On 2016-01-14 16:01, Mark Brown wrote:
On Thu, Jan 14, 2016 at 02:30:50PM -0800, Stefan Agner wrote:
I currently work on the DCU DRM driver (drivers/gpu/drm/fsl-dcu/) on a Linux 4.4 kernel. With CONFIG_LOCKDEP enabled I get the following warning on startup:
Please don't paste entire stack dumps into e-mail, they're completely unedifying and obscure the actual content in your e-mail. Edit down relevant pieces of information.
[ 1.327284] ------------[ cut here ]------------ [ 1.332010] WARNING: CPU: 0 PID: 1 at kernel/locking/lockdep.c:2755 lockdep_trace_alloc+0x120/0x124() [ 1.341358] DEBUG_LOCKS_WARN_ON(irqs_disabled_flags(flags))
I do use REGCACHE_RBTREE along with regmap_write from within the probe code path of the driver. This ultimately leads to an allocation. However, what I don't understand is why the allocation is leading to that error. The actual allocation happens in regcache_rbtree_node_alloc and seems to be a rather common kzalloc with GFP_KERNEL...

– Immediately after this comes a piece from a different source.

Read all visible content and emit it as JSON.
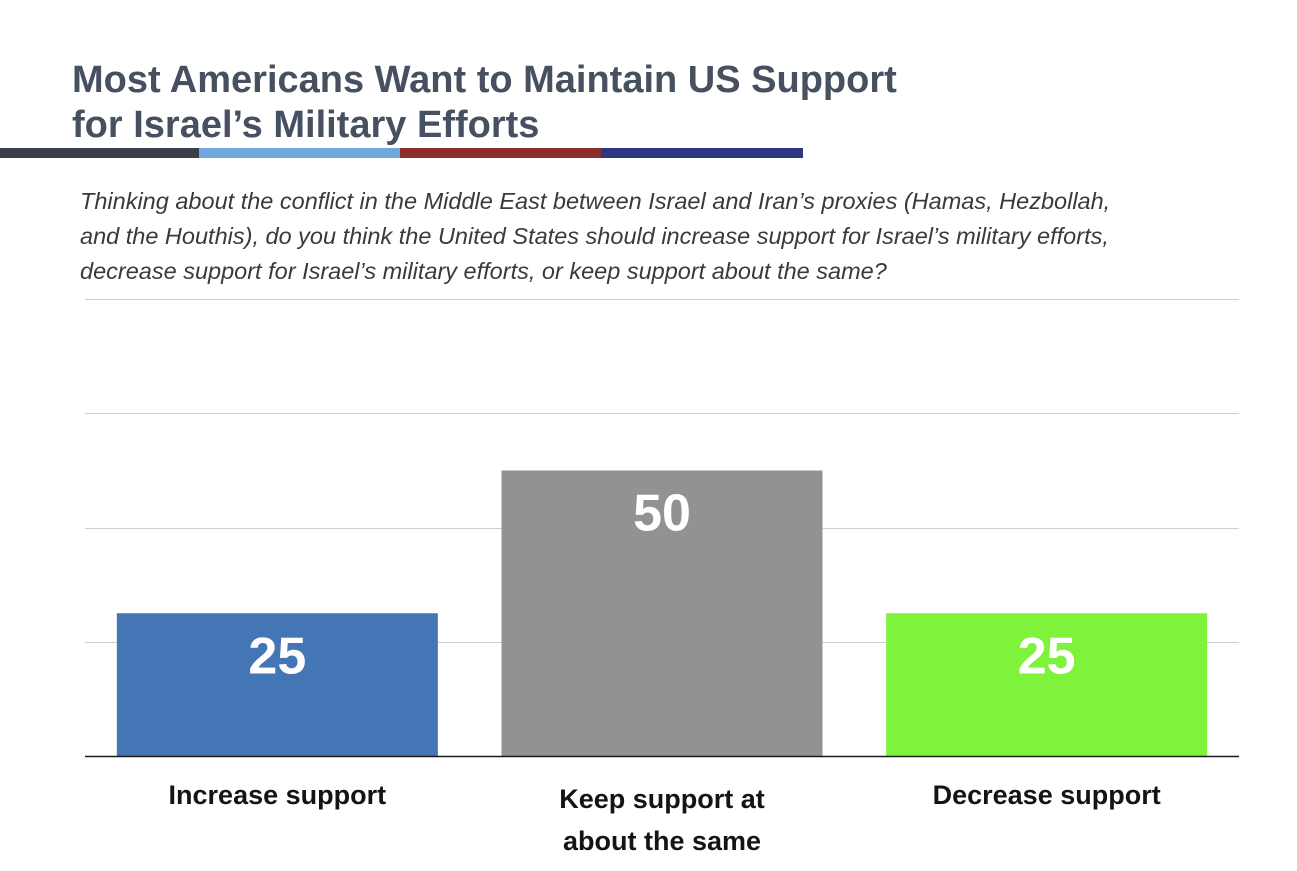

The comment in __lockdep_trace_alloc says: "Oi! Can't be having __GFP_FS allocations with IRQs disabled.".
That appears to match with the warning printed. Either this is a false positive from lockdep or you are actually trying to cache a new register in atomic context which is not and has never been supported, are any of the functions in the backtrace taking relevant locks?

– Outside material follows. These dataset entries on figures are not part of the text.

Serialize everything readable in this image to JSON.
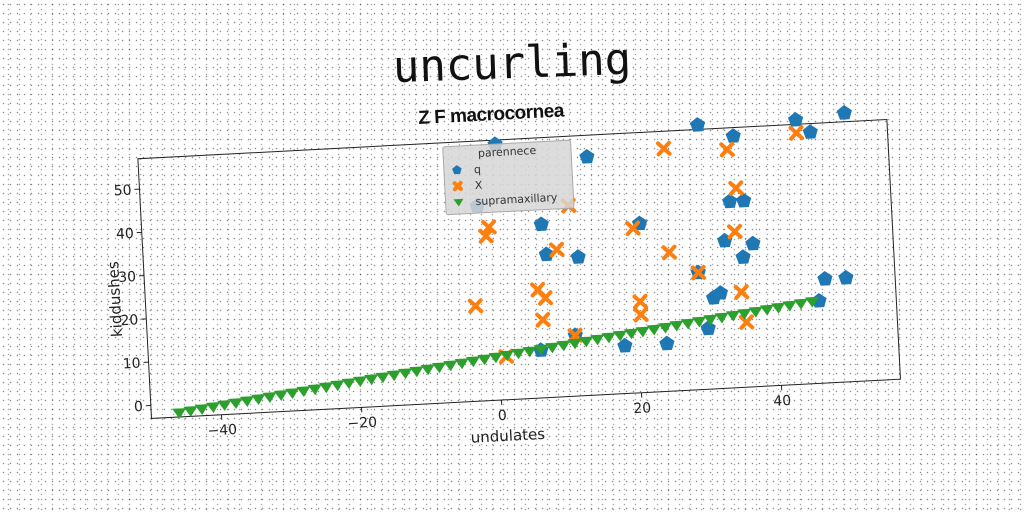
{
  "page": {
    "main_title": "uncurling"
  },
  "chart_data": {
    "type": "scatter",
    "title": "Z F macrocornea",
    "xlabel": "undulates",
    "ylabel": "kiddushes",
    "xlim": [
      -50,
      57
    ],
    "ylim": [
      -3,
      57
    ],
    "xticks": [
      -40,
      -20,
      0,
      20,
      40
    ],
    "yticks": [
      0,
      10,
      20,
      30,
      40,
      50
    ],
    "grid": false,
    "legend": {
      "title": "parennece",
      "placement": "top-center"
    },
    "colors": {
      "q": "#1f77b4",
      "X": "#ff7f0e",
      "supramaxillary": "#2ca02c"
    },
    "series": [
      {
        "name": "q",
        "marker": "pentagon",
        "points": [
          [
            -2,
            42
          ],
          [
            1,
            56
          ],
          [
            6,
            8
          ],
          [
            7,
            37
          ],
          [
            7.5,
            30
          ],
          [
            11,
            11
          ],
          [
            12,
            29
          ],
          [
            14,
            52
          ],
          [
            18,
            8
          ],
          [
            21,
            36
          ],
          [
            24,
            8
          ],
          [
            29,
            24
          ],
          [
            30,
            58
          ],
          [
            30,
            11
          ],
          [
            31,
            18
          ],
          [
            32,
            19
          ],
          [
            33,
            31
          ],
          [
            34,
            40
          ],
          [
            35,
            55
          ],
          [
            35.5,
            27
          ],
          [
            36,
            40
          ],
          [
            37,
            30
          ],
          [
            44,
            58
          ],
          [
            46,
            16
          ],
          [
            46,
            55
          ],
          [
            47,
            21
          ],
          [
            50,
            21
          ],
          [
            51,
            59
          ]
        ]
      },
      {
        "name": "X",
        "marker": "x",
        "points": [
          [
            -3,
            19
          ],
          [
            -1,
            35
          ],
          [
            -0.5,
            37
          ],
          [
            1,
            7
          ],
          [
            6,
            22
          ],
          [
            6.5,
            15
          ],
          [
            7,
            20
          ],
          [
            9,
            31
          ],
          [
            11,
            41
          ],
          [
            11,
            11
          ],
          [
            20,
            35
          ],
          [
            20.5,
            18
          ],
          [
            20.5,
            15
          ],
          [
            25,
            53
          ],
          [
            25,
            29
          ],
          [
            29,
            24
          ],
          [
            34,
            52
          ],
          [
            34.5,
            33
          ],
          [
            35,
            43
          ],
          [
            35,
            19
          ],
          [
            35.5,
            12
          ],
          [
            44,
            55
          ]
        ]
      },
      {
        "name": "supramaxillary",
        "marker": "triangle-down",
        "line": {
          "x_start": -46,
          "x_end": 45,
          "y_start": -2,
          "y_end": 16,
          "count": 57
        }
      }
    ]
  }
}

Hm, I see. in_atomic at least doesn't report that I am in a atomic context. None of the functions in the DCU driver use a spinlock directly, I also checked some of the DRM core functions, there is the drm_global_mutex, but not a spinlock.
When calling debug_check_no_locks_held() just before regmap_write I get this:
[ 1.441918] [ 1.443479] ===================================== [ 1.448268] [ BUG: swapper/1 still has locks held! ] [ 1.453465] 4.4.0-00013-g7e569bc-dirty #59 Not tainted [ 1.458695] ------------------------------------- [ 1.463598] 3 locks held by swapper/1: [ 1.467430] #0: (&dev->mutex){......}, at: [<80372f40>] __driver_attach+0x50/0xa0 [ 1.475446] #1: (&dev->mutex){......}, at: [<80372f50>] __driver_attach+0x60/0xa0 [ 1.483419] #2: (drm_global_mutex){+.+.+.}, at: [<80344bb0>] drm_dev_register+0x24/0xc4 [ 1.491924]
On a slightly other topic, I question whether REGCACHE_RBTREE is the right cache type for the DCU DRM driver. The driver has uses a regmap area of 1144 32-bit registers, the most space is used by the layer configuration registers which are 0x40 apart and 0x0-0x20 for each layer are actually used (hence somewhat above 50%).
Would FLAT be the better cache type?
-- Stefan
Not sure if this is a Linux 4.4 issue, Fabio Estevam reported a similar issue just recently, not sure if that is related: https://lkml.org/lkml/2016/1/11/284
Nothing has changed here in lockdep, doing allocations in atomic context has never been supported.